Show HN: Lxinitd an init system for containers - teknopaul
http://lxinitd.tp23.org/
======
teknopaul
lxinitd is a simple /sbin/init for LXC containers. Its more simple even than
systemV, it has just one boot script /etc/rc.local. The boot script can spawn
and respawn, but has no way to write to the filesystem.

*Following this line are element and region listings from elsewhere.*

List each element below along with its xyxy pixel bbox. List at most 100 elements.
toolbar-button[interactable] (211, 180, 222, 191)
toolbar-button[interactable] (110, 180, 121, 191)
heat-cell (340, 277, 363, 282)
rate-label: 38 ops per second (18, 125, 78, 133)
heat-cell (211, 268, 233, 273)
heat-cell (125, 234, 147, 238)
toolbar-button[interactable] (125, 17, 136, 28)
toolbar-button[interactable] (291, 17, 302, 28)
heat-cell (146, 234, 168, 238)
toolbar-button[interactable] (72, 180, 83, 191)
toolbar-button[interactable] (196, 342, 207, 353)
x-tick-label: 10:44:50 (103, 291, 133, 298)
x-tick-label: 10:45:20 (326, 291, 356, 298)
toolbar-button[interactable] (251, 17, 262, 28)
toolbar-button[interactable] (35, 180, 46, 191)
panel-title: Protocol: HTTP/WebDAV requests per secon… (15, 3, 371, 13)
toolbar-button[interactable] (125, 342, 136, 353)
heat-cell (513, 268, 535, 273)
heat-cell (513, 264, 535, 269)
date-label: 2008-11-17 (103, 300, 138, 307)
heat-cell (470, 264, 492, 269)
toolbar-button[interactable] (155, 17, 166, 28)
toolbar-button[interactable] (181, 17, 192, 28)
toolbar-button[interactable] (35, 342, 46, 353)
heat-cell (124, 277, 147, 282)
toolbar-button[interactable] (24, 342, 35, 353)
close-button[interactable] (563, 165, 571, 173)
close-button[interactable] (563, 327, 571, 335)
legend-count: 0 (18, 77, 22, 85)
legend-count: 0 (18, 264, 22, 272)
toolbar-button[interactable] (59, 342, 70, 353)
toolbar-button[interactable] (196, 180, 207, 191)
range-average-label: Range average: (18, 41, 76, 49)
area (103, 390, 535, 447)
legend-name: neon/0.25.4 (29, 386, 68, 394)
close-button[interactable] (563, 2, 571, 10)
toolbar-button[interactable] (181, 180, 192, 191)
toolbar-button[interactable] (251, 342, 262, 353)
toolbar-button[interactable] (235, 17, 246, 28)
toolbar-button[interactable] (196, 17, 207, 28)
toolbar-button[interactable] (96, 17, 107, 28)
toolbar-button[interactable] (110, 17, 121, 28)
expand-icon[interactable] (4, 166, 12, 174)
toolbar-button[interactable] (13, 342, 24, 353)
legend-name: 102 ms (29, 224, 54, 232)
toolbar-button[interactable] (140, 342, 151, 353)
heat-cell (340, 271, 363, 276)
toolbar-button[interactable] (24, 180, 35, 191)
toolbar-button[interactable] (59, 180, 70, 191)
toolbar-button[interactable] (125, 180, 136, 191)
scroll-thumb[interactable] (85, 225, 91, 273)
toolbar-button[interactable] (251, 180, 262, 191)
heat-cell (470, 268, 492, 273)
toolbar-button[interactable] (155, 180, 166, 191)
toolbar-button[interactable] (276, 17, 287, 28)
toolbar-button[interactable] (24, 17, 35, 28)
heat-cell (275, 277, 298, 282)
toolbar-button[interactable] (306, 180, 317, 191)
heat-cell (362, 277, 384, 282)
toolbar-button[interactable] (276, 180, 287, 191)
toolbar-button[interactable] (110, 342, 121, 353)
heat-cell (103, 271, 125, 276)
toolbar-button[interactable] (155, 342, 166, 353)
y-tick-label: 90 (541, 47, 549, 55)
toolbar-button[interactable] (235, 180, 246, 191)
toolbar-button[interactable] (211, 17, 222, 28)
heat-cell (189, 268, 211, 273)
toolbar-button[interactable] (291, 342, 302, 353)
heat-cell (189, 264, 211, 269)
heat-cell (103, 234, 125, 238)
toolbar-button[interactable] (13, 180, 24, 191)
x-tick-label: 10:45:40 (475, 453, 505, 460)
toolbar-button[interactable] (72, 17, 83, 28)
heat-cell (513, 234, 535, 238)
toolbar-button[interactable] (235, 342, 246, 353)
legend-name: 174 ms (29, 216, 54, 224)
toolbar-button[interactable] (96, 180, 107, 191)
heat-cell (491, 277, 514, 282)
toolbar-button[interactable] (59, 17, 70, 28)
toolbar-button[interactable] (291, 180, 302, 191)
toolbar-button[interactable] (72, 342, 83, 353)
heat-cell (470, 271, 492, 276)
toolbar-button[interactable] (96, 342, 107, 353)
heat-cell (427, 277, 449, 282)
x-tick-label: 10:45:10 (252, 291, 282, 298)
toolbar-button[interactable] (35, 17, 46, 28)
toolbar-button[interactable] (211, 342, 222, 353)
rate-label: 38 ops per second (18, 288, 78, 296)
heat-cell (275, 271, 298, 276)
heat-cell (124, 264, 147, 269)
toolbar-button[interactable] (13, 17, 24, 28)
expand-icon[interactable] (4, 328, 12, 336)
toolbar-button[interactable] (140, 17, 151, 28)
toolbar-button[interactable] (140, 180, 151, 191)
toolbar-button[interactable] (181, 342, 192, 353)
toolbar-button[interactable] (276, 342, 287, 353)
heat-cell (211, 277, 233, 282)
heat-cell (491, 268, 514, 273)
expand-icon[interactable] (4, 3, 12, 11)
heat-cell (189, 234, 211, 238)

I've been using it for LXC containers with nginx and xtomp, to replace busybox
so I end up with a "full OS" container that does not have even bash, no code
runtimes at all.

Also I've got a full Ubuntu server running in an LXC container, pulled out
systemd, and boot just the servers I want. That is a build server, so I can
compile C code with an Ubuntu provided tool chain installed with debs.
However, I don't have systemd or sytemd-journald, systemd-networkd systemd-
resolved, blah, blah, blah. It seems to work, I end up with an Ubuntu that
looks like this...

USER PID %CPU %MEM VSZ RSS TTY STAT START TIME COMMAND root 1 0.0 0.0 208 4 ?
Ss 19:42 0:00 /sbin/init root 28 0.0 0.0 26072 2456 ? S 19:42 0:00
/usr/sbin/cron -f root 30 0.0 0.0 65516 5580 ? S 19:42 0:00 /usr/sbin/sshd -D
syslog 31 0.0 0.0 256400 2752 ? Ssl 19:42 0:00 /usr/sbin/rsyslogd

Interested in a bit of feedback, I've not dabbled with Linux init before. I'm
wondering if ripping out stystemd is really as "safe" as it seems to be.

N.B. just for containers, my container host is Ubuntu normal.